Personal information
- Born: 21 December 1974 (age 50)

Playing information
- Position: Prop, Second-row
Club
| Years | Team | Pld | T | G | FG | P |
| 1995–97 | Sheffield Eagles | 30 | 12 | 0 | 0 | 48 |
| 1998 | Gold Coast Chargers | 16 | 1 | 0 | 0 | 4 |
| 1999 | Gateshead Thunder | 6 | 1 | 0 | 0 | 4 |
| 2003 | South Sydney | 1 | 0 | 0 | 0 | 0 |
|  | Total | 53 | 14 | 0 | 0 | 56 |
Representative
| Years | Team | Pld | T | G | FG | P |
| 2003 | Queensland Residents | 1 | 1 | 0 | 0 | 4 |
- Source:

= Danny McAllister (rugby league) =

Australian rugby league footballer

Danny McAllister (born 21 December 1974) is an Australian former professional rugby league footballer who played for Gold Coast and South Sydney in the National Rugby League (NRL). He also played for the Sheffield Eagles and Gateshead Thunder in England.

==Playing career==
A forward, McAllister started his professional rugby league career in England, playing for the Sheffield Eagles from 1995 to 1997.

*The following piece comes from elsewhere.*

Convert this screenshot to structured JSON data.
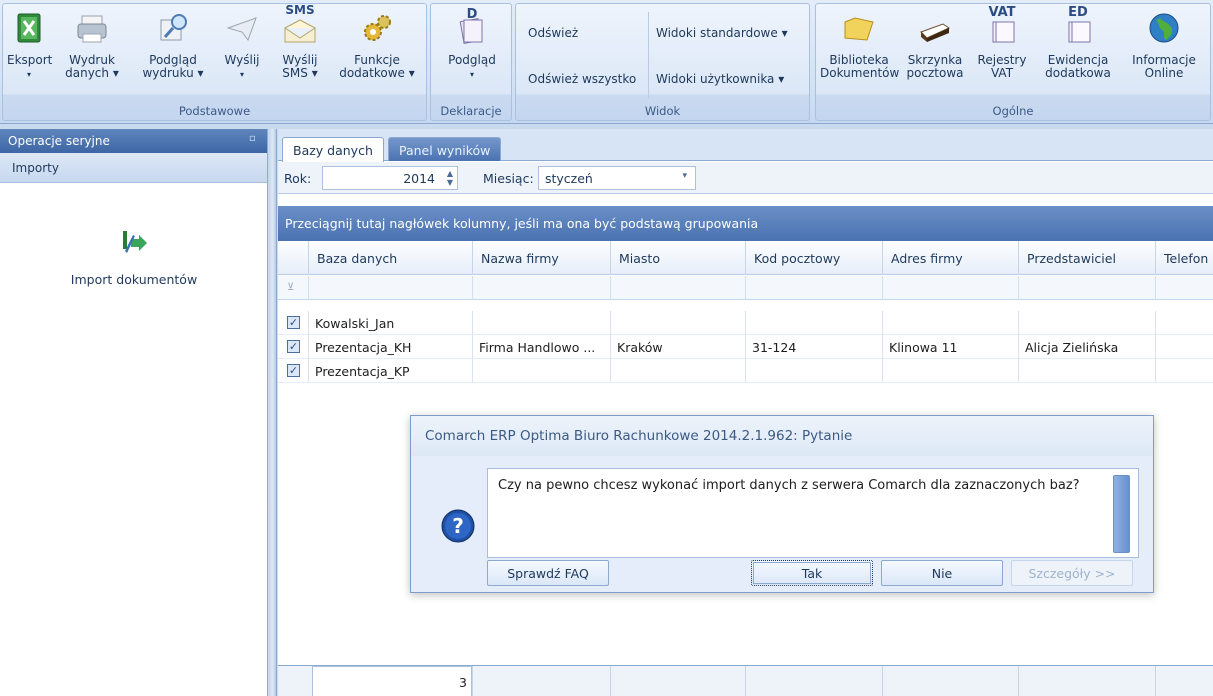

McAllister debuted in the NRL in 1998 at the Gold Coast Chargers and made 16 first-grade appearance that season, which was the club's last in the competition.

In 1999, he returned to England to play for Gateshead.

Over the next three years, McAllister competed in the Queensland Cup, for Ipswich and Wynnum-Manly.

Midway through the 2003 NRL season, while still with Ipswich, he was recruited into South Sydney's league side, to become the club's 1000th first-grade player.